The European Union will have to spend more on defense and technology to achieve autonomy, the bloc’s foreign policy chief Josep Borrell said.
“If you intend to be autonomous, you have to pay your own expenses,” the EU’s high representative for foreign affairs told Euronews in an interview Thursday. “If you want to live under the protective umbrella of the United States from the military point of view, it’s certainly cheaper. But it’s also certain that you’re dependent.”
He warned that the EU was “certainly not doing enough to maintain our own capacity for action” when it comes to the development of 5G networks.
China “knows perfectly that technological supremacy is fundamental in the world,” Borrell said. “And they are doing everything they can to get it. And we … run the risk of losing it, if we don’t invest enough in innovation, in development. Or if we rely on the technologies that others are going to provide us.”

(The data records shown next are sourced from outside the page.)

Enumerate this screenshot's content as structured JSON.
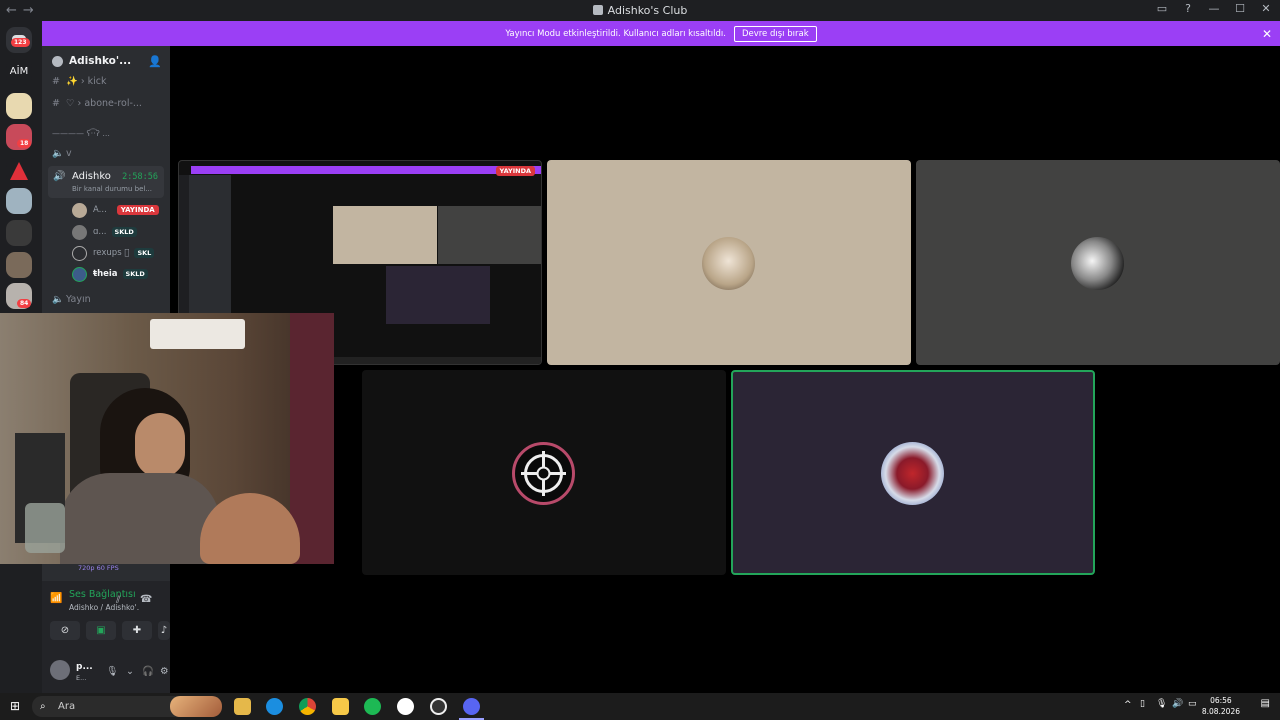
{
  "window": {
    "title": "Adishko's Club",
    "back": "←",
    "forward": "→",
    "controls": [
      "▭",
      "?",
      "—",
      "☐",
      "✕"
    ]
  },
  "banner": {
    "message": "Yayıncı Modu etkinleştirildi. Kullanıcı adları kısaltıldı.",
    "button": "Devre dışı bırak",
    "close": "✕"
  },
  "guilds": {
    "home_badge": "123",
    "aim_label": "AİM",
    "badges": [
      "18",
      "84"
    ]
  },
  "sidebar": {
    "server_name": "Adishko'...",
    "channels": [
      {
        "icon": "#",
        "label": "✨ › kick"
      },
      {
        "icon": "#",
        "label": "♡ › abone-rol-..."
      }
    ],
    "category": "———— ʕ·͡·ʔ ...",
    "voice_channel_v": "v",
    "active_voice": {
      "name": "Adishko",
      "timer": "2:58:56",
      "status": "Bir kanal durumu bel..."
    },
    "users": [
      {
        "name": "A...",
        "badge": "YAYINDA"
      },
      {
        "name": "ɑ...",
        "badge": "SKLD"
      },
      {
        "name": "rexups ⃝",
        "badge": "SKL"
      },
      {
        "name": "ŧheia",
        "badge": "SKLD"
      }
    ],
    "voice_channel_2": "Yayın",
    "stream_quality": "720p 60 FPS"
  },
  "voice_panel": {
    "title": "Ses Bağlantısı K",
    "subtitle": "Adishko / Adishko'...",
    "account_name": "p...",
    "account_status": "E..."
  },
  "stage": {
    "live_badge": "YAYINDA"
  },
  "taskbar": {
    "search_placeholder": "Ara",
    "time": "06:56",
    "date": "8.08.2026"
  },
  "colors": {
    "accent": "#9b3ff5",
    "live": "#da373c",
    "speaking": "#23a55a"
  }
}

On relations with Beijing, Borrell said: “I think there’s a feeling in the Western world that a certain level of equality must be restored in our relations with a nation that still presents itself as a developing country.”
But he added that while China was a “systemic rival” for the EU, the bloc didn’t have “to be systematically in rivalry” with Beijing.
“They’re two different things,” he argued. “A systemic rival means there are rival systems. And a systematic rivalry is when every day you’re always fighting over things. The latter, no.”
He said the EU was negotiating an investment agreement to create more balance in the relationship with China, but cautioned that “this depends on China seeing its interest in maintaining … that relationship.”
On U.S. President Donald Trump’s trade war with China, Borrell said the exercise appeared to have backfired.
“If the goal was to reduce the trade deficit, it’s not succeeded,” he said. “Which means things aren’t as simple as some might believe, those who say: ‘I’ve got a trade deficit. Well, I’ll raise tariffs.’ Well, no, because that provokes reactions and the reactions of the different parties can end up backfiring.”
Regarding the question of whether the EU could impose sanctions on Turkey over Ankara’s activities in the Eastern Mediterranean next week, Borrell said the EU was conducting a “review [of] its relationship with Turkey,” with some countries “more reluctant” to impose punitive measures. “Everything will depend on the assessment … of what’s happened since the previous review,” he said.